Trois élégantes dames, parapluie à la main, marchent vers une église éloignée… Silhouettes solitaires, perdues entre deux villages, images familières des grandes routes africaines: des profils qui s’arrachent à l’horizon pour avancer vers le lointain. Inexorablement, le chemin les avale. Soudain, surgit une montagne. Etirée comme un coup de griffe à la frontière du Lesotho, la majestueuse chaîne des Drakensberg voit converger les routes sud-africaines. Celles des cartes qui traversent les déserts et les hauts plateaux, celles du temps qui sillonnent la tortueuse saga des terres australes.
A 3 450 mètres au-dessus de la mer, les Drakensberg sont le rendez-vous des fondateurs de la nation, des colons, des chefs de guerre et mystiques de tous bords. Leur nom dérive de deux termes néerlandais qui signifient «dragons» et «montagnes». Certains pics des Drakensberg ressembleraient, dit-on, à des dents de dragon. Les Zoulous y voient un uKhalamba: un «mur de sagaies». Avant l’arrivée des combattants bantous, ces montagnes furent aussi un fabuleux musée à ciel ouvert, la capitale perdue de l’art des San.
La piste frôle les nuages et se faufile dans le parc de Giant’s Castel. Il faut poursuivre à pied. Marion Walsham How, épouse d’un magistrat d’une petite ville du Lesotho, explora la région dans les années 1930 et se passionna pour son histoire.
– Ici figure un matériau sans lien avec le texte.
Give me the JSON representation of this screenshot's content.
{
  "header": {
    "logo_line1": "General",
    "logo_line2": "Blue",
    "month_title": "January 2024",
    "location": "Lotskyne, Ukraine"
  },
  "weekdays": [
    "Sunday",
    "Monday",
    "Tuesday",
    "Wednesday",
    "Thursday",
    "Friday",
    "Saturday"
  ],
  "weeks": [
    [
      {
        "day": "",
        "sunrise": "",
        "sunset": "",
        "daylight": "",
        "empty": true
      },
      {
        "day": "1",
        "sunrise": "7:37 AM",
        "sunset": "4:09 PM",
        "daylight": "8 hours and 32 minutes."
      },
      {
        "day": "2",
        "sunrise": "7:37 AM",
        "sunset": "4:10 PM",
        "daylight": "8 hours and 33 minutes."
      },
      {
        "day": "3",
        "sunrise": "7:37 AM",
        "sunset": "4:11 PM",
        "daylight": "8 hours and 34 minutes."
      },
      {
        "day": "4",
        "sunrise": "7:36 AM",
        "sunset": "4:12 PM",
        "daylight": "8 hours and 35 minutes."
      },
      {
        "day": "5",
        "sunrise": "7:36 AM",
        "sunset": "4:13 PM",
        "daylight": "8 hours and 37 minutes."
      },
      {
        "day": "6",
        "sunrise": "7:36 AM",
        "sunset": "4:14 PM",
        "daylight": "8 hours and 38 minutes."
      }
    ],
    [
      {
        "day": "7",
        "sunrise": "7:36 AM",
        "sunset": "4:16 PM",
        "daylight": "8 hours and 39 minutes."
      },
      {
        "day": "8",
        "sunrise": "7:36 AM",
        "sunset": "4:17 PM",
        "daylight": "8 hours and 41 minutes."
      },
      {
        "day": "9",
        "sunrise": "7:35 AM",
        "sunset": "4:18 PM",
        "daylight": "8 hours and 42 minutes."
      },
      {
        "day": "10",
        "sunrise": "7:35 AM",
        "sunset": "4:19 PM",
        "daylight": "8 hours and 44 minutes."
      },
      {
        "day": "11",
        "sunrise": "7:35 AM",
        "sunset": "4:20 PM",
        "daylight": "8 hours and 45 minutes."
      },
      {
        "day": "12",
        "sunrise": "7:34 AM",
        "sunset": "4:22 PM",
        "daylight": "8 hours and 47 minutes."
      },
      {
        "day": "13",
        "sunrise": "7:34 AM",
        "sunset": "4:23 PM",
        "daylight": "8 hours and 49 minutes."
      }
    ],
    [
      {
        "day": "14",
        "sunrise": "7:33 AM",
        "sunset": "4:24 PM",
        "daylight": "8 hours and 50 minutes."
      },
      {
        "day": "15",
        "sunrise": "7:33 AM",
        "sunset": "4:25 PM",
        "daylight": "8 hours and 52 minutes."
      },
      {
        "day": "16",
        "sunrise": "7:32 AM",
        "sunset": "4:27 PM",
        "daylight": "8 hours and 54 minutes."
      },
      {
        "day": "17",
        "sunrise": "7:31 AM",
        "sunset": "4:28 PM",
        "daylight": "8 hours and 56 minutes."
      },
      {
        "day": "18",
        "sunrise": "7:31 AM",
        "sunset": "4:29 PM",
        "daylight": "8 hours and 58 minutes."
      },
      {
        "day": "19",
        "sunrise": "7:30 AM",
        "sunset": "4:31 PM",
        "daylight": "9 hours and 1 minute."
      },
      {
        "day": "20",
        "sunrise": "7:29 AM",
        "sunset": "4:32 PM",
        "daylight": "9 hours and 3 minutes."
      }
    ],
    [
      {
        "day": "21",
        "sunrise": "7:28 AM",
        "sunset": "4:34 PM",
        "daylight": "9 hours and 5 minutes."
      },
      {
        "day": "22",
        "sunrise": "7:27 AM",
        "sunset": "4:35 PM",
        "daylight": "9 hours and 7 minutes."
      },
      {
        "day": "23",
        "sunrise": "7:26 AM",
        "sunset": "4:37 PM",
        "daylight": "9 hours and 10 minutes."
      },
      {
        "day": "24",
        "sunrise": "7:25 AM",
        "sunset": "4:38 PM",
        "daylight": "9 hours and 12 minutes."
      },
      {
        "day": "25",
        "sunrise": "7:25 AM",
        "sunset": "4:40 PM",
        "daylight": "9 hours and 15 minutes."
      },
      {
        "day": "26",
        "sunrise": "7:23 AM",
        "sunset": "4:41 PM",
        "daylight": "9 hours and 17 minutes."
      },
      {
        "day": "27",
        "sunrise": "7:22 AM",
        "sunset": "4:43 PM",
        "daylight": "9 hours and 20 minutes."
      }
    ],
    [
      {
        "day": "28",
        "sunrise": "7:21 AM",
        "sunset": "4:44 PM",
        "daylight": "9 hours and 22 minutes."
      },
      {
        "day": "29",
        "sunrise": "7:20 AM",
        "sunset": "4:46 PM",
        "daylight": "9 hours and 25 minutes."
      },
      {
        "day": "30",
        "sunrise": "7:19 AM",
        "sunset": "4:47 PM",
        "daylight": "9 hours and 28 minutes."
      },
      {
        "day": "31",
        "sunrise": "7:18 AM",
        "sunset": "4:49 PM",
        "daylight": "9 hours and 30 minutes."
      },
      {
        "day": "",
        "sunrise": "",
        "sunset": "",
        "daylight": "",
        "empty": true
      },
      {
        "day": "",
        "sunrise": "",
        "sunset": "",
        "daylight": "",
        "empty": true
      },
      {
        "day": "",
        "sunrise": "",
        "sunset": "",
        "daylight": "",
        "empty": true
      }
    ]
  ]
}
Dans ses carnets, elle décrit précisément cette terre qui nous toise, ce «pays formidable et terrifiant… si sévère et menaçant qu’on dirait que de mauvais esprits se cachent derrière ces sinistres roches noires. Même à certains endroits, où le givre sur chaque brin d’herbe le faisait ressembler à une contrée féerique au soleil, cela ne diminuait en rien l’accablante grandeur de sa solitude». Le mince sentier surplombe un torrent qui abandonne une traînée argentée dans le vert de la vallée. Puis il s’engouffre dans l’obscurité de la forêt.